2018年07月02日

傍流の記者 本城雅人

傍流の記者 本城雅人(ほんじょう・まさと) 新潮社

 傍流⇔本流でいいのだろうか。新聞社における出世競争です。とりあえずの目標は「社会部長」らしい。傍流とは主流ではないこと。キーワードとしては、プロローグにある「不正を書くのが新聞の使命」でしょう。そして、使命を行使すると新聞社が倒れるのでしょう。読み始めます。
 6本の短編です。

「第一話 敗者の行進」
 敗者の行進とは、スクープを落として他社の記事となったとき、担当記者が本社事務室内を行進して恥をかく行為のようです。酷です。
 主人公植島昌志40歳、新聞社警視庁担当キャップ(管理職。自分が動くのではなく部下を動かす立場)

 支流にいる人間の負け犬の遠吠えにも思える内容展開です。ことに「仕返し」の心理が強い。

 管理職の役割と平社員の役割は異なります。植島昌志は平社員であれば優秀だが、管理職となるとその器(うつわ)ではない。

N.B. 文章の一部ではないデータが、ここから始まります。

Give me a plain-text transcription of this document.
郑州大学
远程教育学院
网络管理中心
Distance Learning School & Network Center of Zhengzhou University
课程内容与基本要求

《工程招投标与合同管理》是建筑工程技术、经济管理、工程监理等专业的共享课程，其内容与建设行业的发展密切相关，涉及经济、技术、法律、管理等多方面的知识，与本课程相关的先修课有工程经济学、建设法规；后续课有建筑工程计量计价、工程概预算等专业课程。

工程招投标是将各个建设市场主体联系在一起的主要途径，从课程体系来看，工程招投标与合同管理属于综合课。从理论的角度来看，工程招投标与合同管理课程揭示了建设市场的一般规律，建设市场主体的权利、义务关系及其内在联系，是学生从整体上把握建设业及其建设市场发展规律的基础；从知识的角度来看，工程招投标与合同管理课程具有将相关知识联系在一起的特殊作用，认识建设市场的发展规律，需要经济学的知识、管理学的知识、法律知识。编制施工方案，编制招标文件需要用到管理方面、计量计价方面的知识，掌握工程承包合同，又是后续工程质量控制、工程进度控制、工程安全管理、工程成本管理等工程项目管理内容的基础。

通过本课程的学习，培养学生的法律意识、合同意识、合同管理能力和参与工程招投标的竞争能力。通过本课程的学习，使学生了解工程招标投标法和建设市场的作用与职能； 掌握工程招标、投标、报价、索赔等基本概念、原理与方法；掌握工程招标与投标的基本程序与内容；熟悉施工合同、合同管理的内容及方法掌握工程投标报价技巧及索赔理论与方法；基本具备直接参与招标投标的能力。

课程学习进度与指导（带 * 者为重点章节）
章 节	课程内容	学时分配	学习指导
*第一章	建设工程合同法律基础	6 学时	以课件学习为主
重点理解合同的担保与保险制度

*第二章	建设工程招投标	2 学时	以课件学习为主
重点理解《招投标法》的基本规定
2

 良かった表現の主旨として、「部下への信頼の糸が切れる。」

「掠る:かする。漢字が珍しかった。」、「業腹:ごうはら。非常に腹が立つこと。」、「確執:かくしつ。対立して譲らない。」、「めっさ怒る:めっさというのは初めて見ました。とてもという意味。方言かと思いましたがいまでは大阪起源の一般用語になっているようです。」、「権謀術数:けんぼうじゅっすう。あざむくためのはかりごと。」、「ファンデーション:化粧の下地クリーム」、「お手つき:かるたで別の札に手をつける。本作品の場合、別の人を容疑者と思ってしまう。」

警察組織として
生活安全課:防犯、ストーカー、DV、少年、家出、風営法、闇金
公安(警備課):国家に対する反社会的活動、テロ対策、災害救助
刑事課:殺人、強盗、傷害、放火
交通課:交通違反の取り締まり、
地域課:交番、巡回、パトロール、自転車泥、車上狙い、空き巣、わいせつ、落し物、迷子

「第二話 逆転の仮説」
 現実に起こった事件が物語の中で光が反射するように挿入されている作品群です。
 希少なものに価値を見つける。それが、「逆転の仮説」です。
 実感がこもった表現の主旨として、「他人の人事はわかるが自分自身がどうなるかの人事はわからない。」
 「遊軍:臨時の出来事に対して集まる集団」本のなかでは30人。
 「宥める:なだめる。漢字をはじめてみました。」
 「エキセントリック:ふつうじゃない。」
 後半は、すさまじい追い込みでした。これでは女性記者の島有子さんはもたない。

「第三話 疲弊部隊」
 「出禁:できん。出入り禁止」、「司法クラブ:官公庁の建物の中にある記者クラブのひとつ。裁判所内」、「おためごかし:人のためにするようにみせかけて、じつは自分の利益を得る。」、「峻厳:しゅんげん。非常に厳しい。」、「証券コード:株式銘柄ごとの番号・記号」、「気鬱さ:きうつさ。気分がふさぐ。」、「シンパ:共鳴者」
 自分を見下してきた者たちへの仕返しの記述が続きます。
 新聞の購読率ってどれぐらい低下しているのだろう。調べました。やっぱり下降気味です。物語の中にもありますが発行部数が減れば従業員数も減ります。
 気に入った表現の要旨として、「移っても一生兵隊」、、「コンプレックスを励みにするあなたの生き方がイヤ」、「仲間を思いやる気持ちが必要だった。」
 101ページあたりの雰囲気を気に入りました。会社で輝いている人は、家では孤独です。
 
「第四話 選抜の基準」
 「選抜」とは、人事で、だれがいいかと選ぶことです。はないちもんめ、あのこがほしい、そのこはいらない、あとはプロ野球ドラフト会議のようなものです。
 ドラフトと一緒で、一番がその後必ず出世するわけではありません。最悪なのは辞められて他社に引き抜かれることです。それまでかけた時間と労力、経費がパーになります。いや、それ以上に自社にとってライバル社のレベルアップとなり、マイナスの分量は計り知れません。
 「諍い:あらそい。こういう漢字があることを知りました。」
 選抜はしょせんむなしい。

「第五話 人事の嵐」
 ヒントは「モリカケ疑惑」です。
 新聞社内の「表彰制度」って、ちょくで給与や人事に反映するようで、そこが、そういうものかと発見があります。
 「政治部」は政権寄りで、「社会部」は政権批判で、そのバランスが難しい。ただ、世間はそういうもので、相対するもの同士のバランスづくりをどこもしている。
 人事は憎悪につながる。組織で仕事をすることについての厳しさが書いてあります。個人事業主にはない。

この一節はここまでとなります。